Justo en ese instante que el arte deviene estudio de lo que es y puede llegar a ser uno mismo; cuando resulta un espejismo que nos regresa a la vida, pero a la vida interior, Pedro Luis Cuéllar demuestra por qué sin cumplir aún los veinte años, puede aspirar a la grandeza artística, que es el resultado no sólo del virtuosismo creativo, sino de la arquitectura infinita de la nobleza humana.

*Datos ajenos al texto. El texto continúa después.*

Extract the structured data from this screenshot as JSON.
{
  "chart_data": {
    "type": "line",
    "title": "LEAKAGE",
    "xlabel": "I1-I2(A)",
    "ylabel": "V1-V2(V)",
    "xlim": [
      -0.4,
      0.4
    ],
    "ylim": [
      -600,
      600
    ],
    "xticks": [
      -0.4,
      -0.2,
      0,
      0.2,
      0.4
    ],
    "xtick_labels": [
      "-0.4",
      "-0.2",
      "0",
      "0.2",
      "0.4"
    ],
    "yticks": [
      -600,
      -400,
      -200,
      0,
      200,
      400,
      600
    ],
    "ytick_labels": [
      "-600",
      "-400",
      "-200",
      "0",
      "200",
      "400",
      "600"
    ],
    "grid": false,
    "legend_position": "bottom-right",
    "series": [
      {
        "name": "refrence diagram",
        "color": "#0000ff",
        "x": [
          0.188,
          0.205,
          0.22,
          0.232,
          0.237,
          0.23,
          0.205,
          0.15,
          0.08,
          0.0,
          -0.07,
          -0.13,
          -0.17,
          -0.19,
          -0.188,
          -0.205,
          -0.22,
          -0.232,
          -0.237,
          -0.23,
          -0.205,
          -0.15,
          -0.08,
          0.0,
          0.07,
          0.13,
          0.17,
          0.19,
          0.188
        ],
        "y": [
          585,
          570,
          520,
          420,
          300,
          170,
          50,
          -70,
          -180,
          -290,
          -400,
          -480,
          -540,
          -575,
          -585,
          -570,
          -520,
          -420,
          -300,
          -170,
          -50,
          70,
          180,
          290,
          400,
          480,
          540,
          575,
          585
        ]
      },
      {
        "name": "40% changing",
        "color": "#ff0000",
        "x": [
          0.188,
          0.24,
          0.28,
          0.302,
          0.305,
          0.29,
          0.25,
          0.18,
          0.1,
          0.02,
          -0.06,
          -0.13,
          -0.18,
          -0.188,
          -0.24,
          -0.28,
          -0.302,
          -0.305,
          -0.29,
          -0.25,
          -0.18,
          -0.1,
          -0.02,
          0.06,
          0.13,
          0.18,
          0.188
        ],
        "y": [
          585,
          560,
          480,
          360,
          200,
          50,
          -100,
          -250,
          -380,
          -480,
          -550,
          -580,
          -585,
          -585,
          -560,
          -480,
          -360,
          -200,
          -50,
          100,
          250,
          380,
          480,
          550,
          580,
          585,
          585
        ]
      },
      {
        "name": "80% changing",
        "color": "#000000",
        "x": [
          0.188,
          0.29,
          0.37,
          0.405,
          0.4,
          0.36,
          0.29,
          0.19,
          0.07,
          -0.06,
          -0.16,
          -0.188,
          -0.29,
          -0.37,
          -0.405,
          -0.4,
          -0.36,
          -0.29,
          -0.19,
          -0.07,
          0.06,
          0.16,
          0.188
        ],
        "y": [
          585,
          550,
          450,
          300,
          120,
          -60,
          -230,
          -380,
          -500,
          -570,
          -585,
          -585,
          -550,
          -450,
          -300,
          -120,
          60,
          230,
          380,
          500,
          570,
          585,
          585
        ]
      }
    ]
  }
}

En este sentido, jamás el poder de la mirada enjuicia sus formas metálicas-humanas desde el morbo descriptivo, más bien las atraviesa desde un proceso inverso al que naturalmente arriba a la forma en sí: se escoge la espesura de la exégesis en pos de desoldar de los cuerpos férreos los apesadumbramientos y síncopes que condujeron al autor a robarle horas al sueño, mientras profundizaba en él. Al retenernos junto a los fantasmas que merodean en la angostura de la muerte, la física que compone PEZ-CAR-NADA; La siesta; Propuesta de Desarrollo; etc. -objetos esculturales pertenecientes en su totalidad a su ejercicio de graduación de la EPA de Matanzas en el año 2012- deviene elemento secundario o si se quiere la frontera entre ficción y realidad. En PEZ-CAR-NADA, por ejemplo, el anzuelo que debía proveer de alimento al hombre, termina convirtiéndolo en presa al concluir el recorrido en la propia cabeza-tuerca del pescador: pánico, terror, silencio, humor negro, tensión emotiva refinada… Cuéllar retoma la disyuntiva existencialista por antonomasia de convertirse uno mismo en el carcelero y el prisionero de nuestra vida, pero también la verosimilitud del cazador cazado cuando al igual que Hemingway somos capaces de segar nuestra presencia con el arma que daba fin a tantas vidas animales. Así son de ríspidos los filamentos de la vida, que entretejidos por momentos con hebras de alucinaciones y desarreglos esquizoides, tendemos a cortar si la soñolienta Parca demora en hacerlo. Todo ello, desde una estética “expresionista antropológica” que bebe sin ceñidor genérico o de soporte, de una larga tradición plástica universal (aquelarres goyescos; disecciones de almas de Munch; el gusto macabro de Ensor; el pesimismo nihilista de la Etapa Azul de Picasso; la autoproyección psicológica de Kokoschka; la ferocidad casi “gore” de Soutine, el horror de Francis Bacon; lo grotesco expresivo de José Luis Cuevas, etc.) y que encuentra su fuente de energía inagotable en la agudeza expresiva, la apoteosis de lo dramático y los profundos entuertos de Antonia Eiriz (1929-1995), sobre todo la Antonia que activó nuevos resortes anímicos en sus instalaciones-ensamblajes: Salomón (1963), Vendedor de periódicos (1964) y Homenaje a Lezama (1964).

Siempre que observo sus piezas me embarga una impresión hirsuta como de imposible, conciencia lúcida y al mismo tiempo sombría de cuán complejo es el diálogo real con nosotros mismos. ¿Y qué pasaría si el conocimiento profundo se convierte en algo atroz de donde no podemos escapar? Quizás por ello, Cuéllar ha impulsado el “yo” y su relación con los “otros”, con “todos” y “nadie” de manera diferente, desde el caos que desestructura tanto el orden de todas las cosas, como las imágenes hechas e instituidas de la realidad. En este sentido, Pedro Luis Cuéllar representa dentro del joven panorama de las artes visuales cubana el maridaje de la inocencia y el terror, el autoanálisis y la realidad, el oficio y la confesión, en circunstancias que se abren a la metafísica de la presencia más allá de la Isla, su época, sus conflictos ideológicos-políticos, sus aciertos y desaciertos.